Thank heavens for Delia


It's five years since Delia Smith had a TV show or new cookery book out. Now she's back with her "How to Cheat at Cooking" and apparently the chattering classes are in a furore. Not only has she included tips on using pre-made items like M&S casserole mixes (the horror!) but on Radio 4 she said she wasn't part of the organic lobby and believed that cheap chicken provides a good source of protein for poor families.

Hear hear!

It's all very well for Jamie Oliver and Hugh Fearnley-Whittingstall to get tearful over chickens, and I do agree that the chattering classes (myself included) should spend more on free-range organic birds. But only if you can afford it. The problem with free-range organic birds is that they are tiny. I often spend around £10 at Sainsburys on a bird which scarcely feeds three for lunch, let alone provide anything for meals afterwards. So I'm not surprised that people still buy the battery chickens. OK, they're fattened up with water and we know what terrible lives they lead, but people on very low incomes still need to eat.

It's a misnomer that it costs a lot to eat well. If you ate a lot of pulses and vegetables you could eat fairly cheaply and nutritiously. But most people haven't got a clue, and the TV chefs are partly to blame. When did a TV chef consciously give us cheap, nourishing and healthy meals to make? They're either exhorting us to cook above our skill level (tuille baskets / spun sugar / reductions) or they're using upmarket ingredients like venison, wild boar and so on. Fine for the chattering classes and their bijoux dinner parties, but not so good for Kerry Katona and her gang who stuff themselves with pre-packaged E numbers from Iceland.

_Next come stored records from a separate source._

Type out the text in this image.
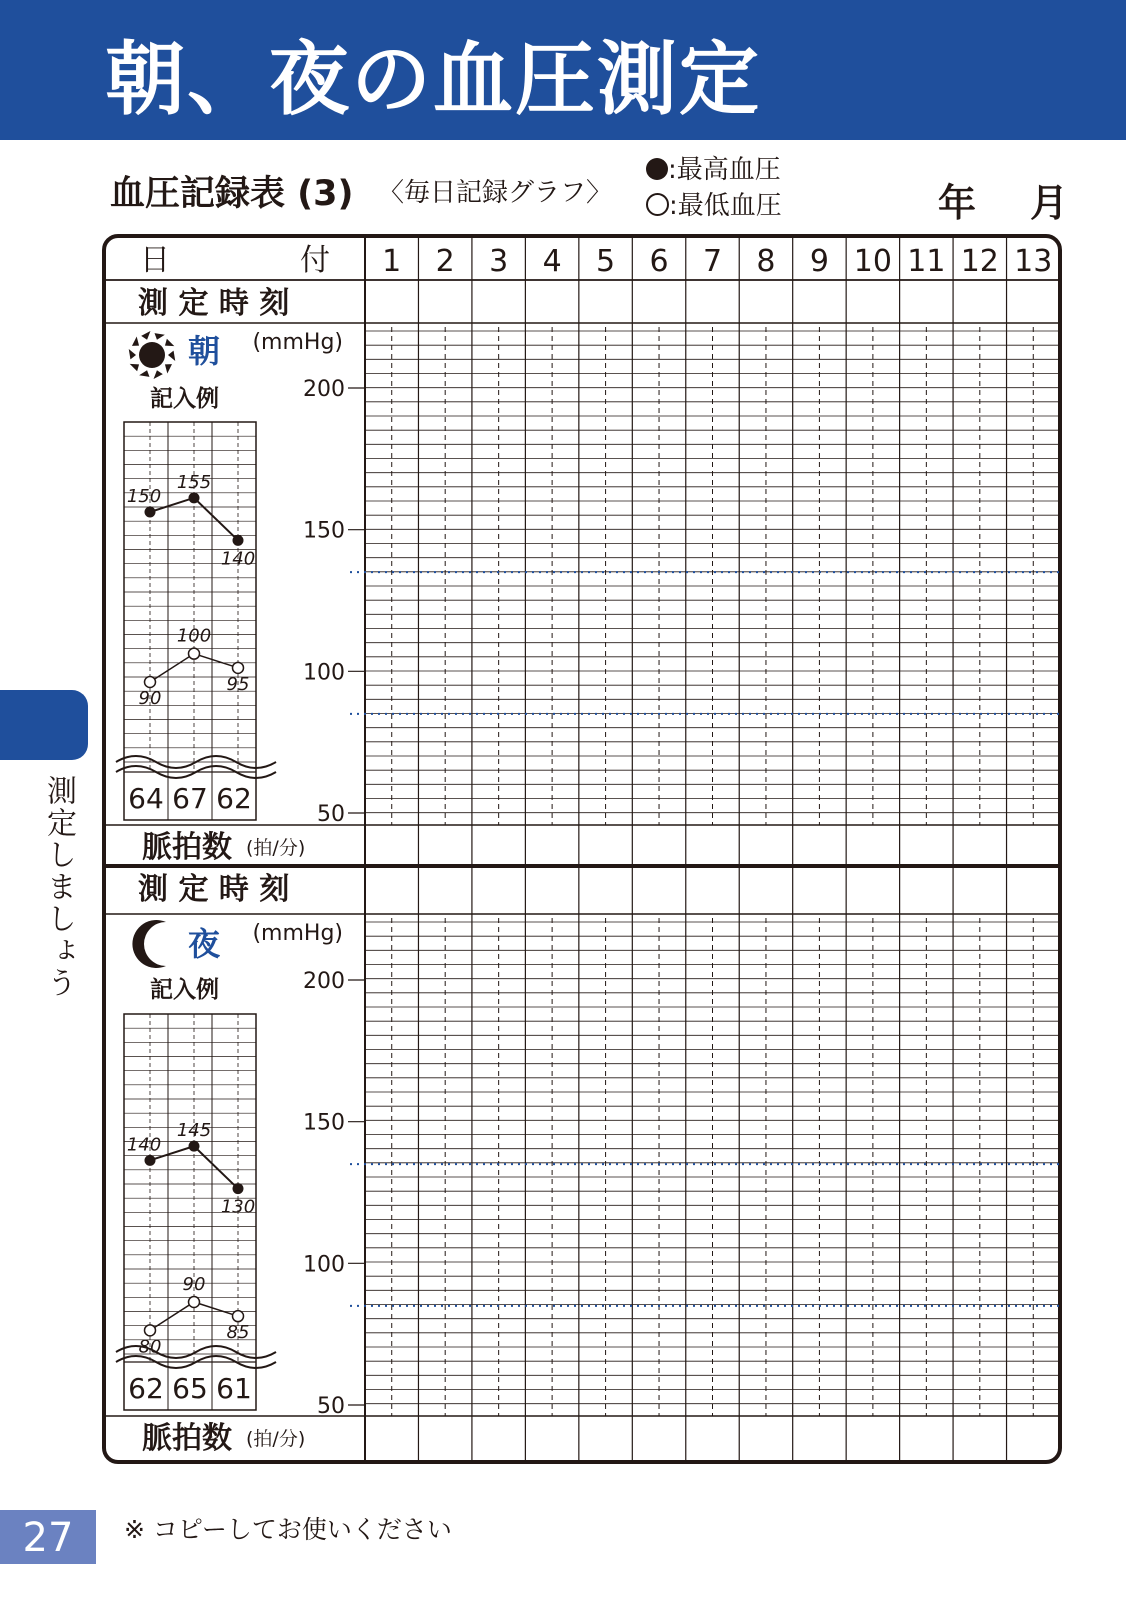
朝、夜の血圧測定
血圧記録表 (3) 〈毎日記録グラフ〉
:最高血圧
:最低血圧	年 月
日	付 1 2 3 4 5 6 7 8 9 10 11 12 13
測 定 時 刻
200
150
100
50
(mmHg)
朝
記入例
64 67 62
150
155
140
90
100
95
脈拍数 (拍/分)
測 定 時 刻
200
150
100
50
(mmHg)
夜
記入例
62 65 61
140
145
130
80
90
85
脈拍数 (拍/分)
測定しましょう
27	※ コピーしてお使いください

At least Delia Smith is recognising this and encouraging busy people to cook from scratch while cutting a few corners. Hurrah for her. I wish her recipes were a little healthier, but maybe that's step two.

Nigella of course had her "Express" book and show which sold much the same premise, but Nigella's short cuts are all about buying niceties from the Italian deli. A lot of her shortcuts can be bought at the gourmet aisle in Sainsburys and some can't (Italian deli). Delia's short cuts seem to be mainly from Marks & Spencer but at least the store is accessible (if maybe over priced for many).